Corona’s dark portends on the majority of our people
There was little doubt that Covid-19 would eventually affect more than the health of the people, given the pervasive grip of the virus. Every aspect of the economy would be seriously affected by the deadly pandemic. The situation would be further exacerbated by the fact that almost all countries will have been affected by it once the pandemic is over. We had said not long ago in these very pages that the country would be counting the costs and grappling to come out of the whirlpool long after the last cured patient of Covid-19 has left the hospital, or the last unfortunate victim of the virus has been interred.
Our fears have come to be validated by a study published recently that presents us with very ominous predictions about more than half the population of the country. These are the low income and extremely poor people, some newly indigent, which is about 53 million people. The number of people facing high economic risks stands at more than 47 million, and those facing high health risks total more than 36 million, according to the survey. Both the formal and informal sectors have been adversely affected, with the prospects of high foreign remittance growing dim as a large number of expatriate workers have returned home.
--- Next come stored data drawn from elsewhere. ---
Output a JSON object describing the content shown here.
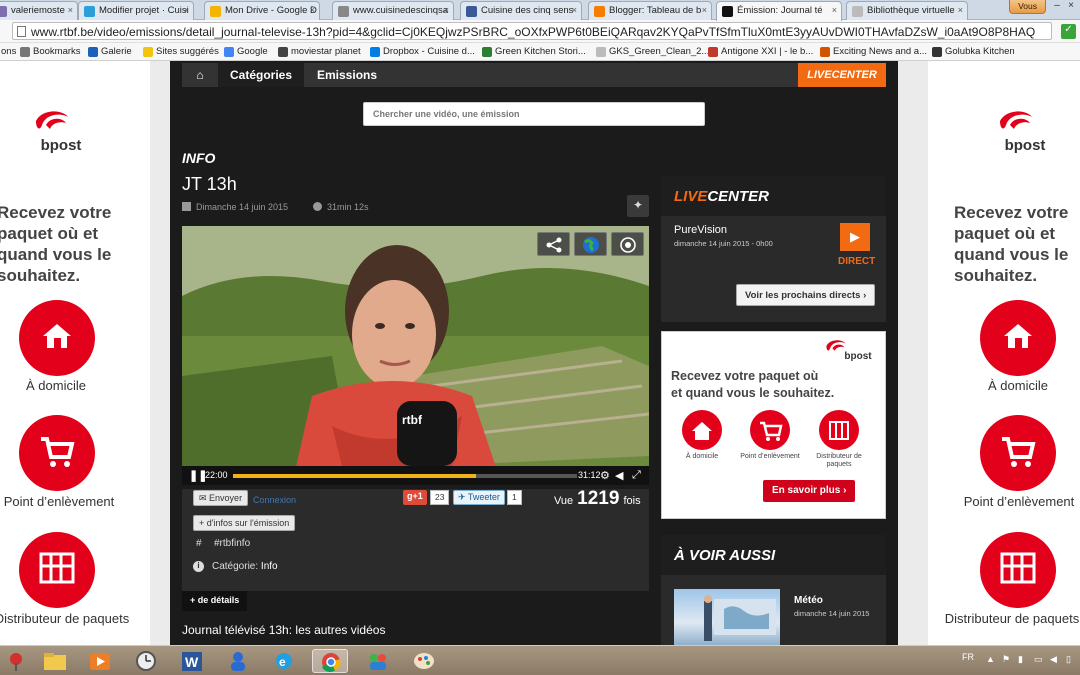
{
  "browser": {
    "tabs": [
      {
        "label": "valeriemoste",
        "color": "#7d6fb0"
      },
      {
        "label": "Modifier projet · Cuisi",
        "color": "#2d9fd8"
      },
      {
        "label": "Mon Drive - Google D",
        "color": "#f4b400"
      },
      {
        "label": "www.cuisinedescinqsa",
        "color": "#888888"
      },
      {
        "label": "Cuisine des cinq sens",
        "color": "#3b5998"
      },
      {
        "label": "Blogger: Tableau de b",
        "color": "#f57d00"
      },
      {
        "label": "Émission: Journal té",
        "color": "#111111"
      },
      {
        "label": "Bibliothèque virtuelle",
        "color": "#bbbbbb"
      }
    ],
    "user_button": "Vous",
    "url": "www.rtbf.be/video/emissions/detail_journal-televise-13h?pid=4&gclid=Cj0KEQjwzPSrBRC_oOXfxPWP6t0BEiQARqav2KYQaPvTfSfmTluX0mtE3yyAUvDWI0THAvfaDZsW_i0aAt9O8P8HAQ",
    "bookmarks": [
      {
        "label": "ons",
        "color": "#999999"
      },
      {
        "label": "Bookmarks",
        "color": "#777777"
      },
      {
        "label": "Galerie",
        "color": "#1c62b9"
      },
      {
        "label": "Sites suggérés",
        "color": "#f1c40f"
      },
      {
        "label": "Google",
        "color": "#4285f4"
      },
      {
        "label": "moviestar planet",
        "color": "#444444"
      },
      {
        "label": "Dropbox - Cuisine d...",
        "color": "#007ee5"
      },
      {
        "label": "Green Kitchen Stori...",
        "color": "#2e7d32"
      },
      {
        "label": "GKS_Green_Clean_2...",
        "color": "#bbbbbb"
      },
      {
        "label": "Antigone XXI | - le b...",
        "color": "#c0392b"
      },
      {
        "label": "Exciting News and a...",
        "color": "#d35400"
      },
      {
        "label": "Golubka Kitchen",
        "color": "#333333"
      }
    ]
  },
  "ad": {
    "brand": "bpost",
    "slogan_lines": [
      "Recevez votre",
      "paquet où et",
      "quand vous le",
      "souhaitez."
    ],
    "services": [
      "À domicile",
      "Point d’enlèvement",
      "Distributeur de paquets"
    ]
  },
  "site": {
    "nav": {
      "home": "⌂",
      "categories": "Catégories",
      "emissions": "Emissions",
      "livecenter": "LIVECENTER"
    },
    "search_placeholder": "Chercher une vidéo, une émission",
    "section": "INFO",
    "title": "JT 13h",
    "date": "Dimanche 14 juin 2015",
    "duration": "31min 12s",
    "player": {
      "current": "22:00",
      "total": "31:12",
      "progress": 0.705
    },
    "share": {
      "send": "Envoyer",
      "login": "Connexion",
      "gplus": "g+1",
      "gplus_count": "23",
      "tweet": "Tweeter",
      "tweet_count": "1"
    },
    "views": {
      "label": "Vue",
      "count": "1219",
      "suffix": "fois"
    },
    "more_info": "+ d'infos sur l'émission",
    "hashtag_icon": "#",
    "hashtag": "#rtbfinfo",
    "info_icon": "i",
    "category_label": "Catégorie:",
    "category_value": "Info",
    "details_button": "+ de détails",
    "others": "Journal télévisé 13h: les autres vidéos",
    "live": {
      "title_live": "LIVE",
      "title_center": "CENTER",
      "channel": "PureVision",
      "date": "dimanche 14 juin 2015 - 0h00",
      "direct": "DIRECT",
      "next": "Voir les prochains directs"
    },
    "side_ad": {
      "brand": "bpost",
      "lines": [
        "Recevez votre paquet où",
        "et quand vous le souhaitez."
      ],
      "services": [
        "À domicile",
        "Point d’enlèvement",
        "Distributeur de paquets"
      ],
      "cta": "En savoir plus"
    },
    "voir": {
      "title": "À VOIR AUSSI",
      "item": "Météo",
      "date": "dimanche 14 juin 2015"
    }
  },
  "taskbar": {
    "lang": "FR"
  },
  "colors": {
    "rtbf_orange": "#f26b13",
    "bpost_red": "#e2001a",
    "site_dark": "#1b1b1b"
  }
}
According to a joint study led by Brac, DataSense and Unyan Sammanya, and participated in by several universities and think-tanks, and the International Monetary Fund, more than 100 million people are facing high economic and health risks in Bangladesh, with 74 percent of the families already struggling to survive having seen their income go down; job loss due to the pandemic being one of the contributing factors.
We feel that the government's job is well cut out so far as the next budget is concerned. Not only the study, but other eminent economists and experts also have some very appropriate and doable suggestions that ought to be considered seriously. The focus, as they suggest, has to be on the agricultural and health sectors. Food and cash support should be given for those in the lower layers of the economic pyramid just to survive. The health sector needs more than the one percent of GDP, as evidenced by the pathetic conditions betrayed by the pandemic, not to forget subsidies to the medium and small enterprises. Equally important is the government's allocational efficiency and the prevention of wasteful expenditures.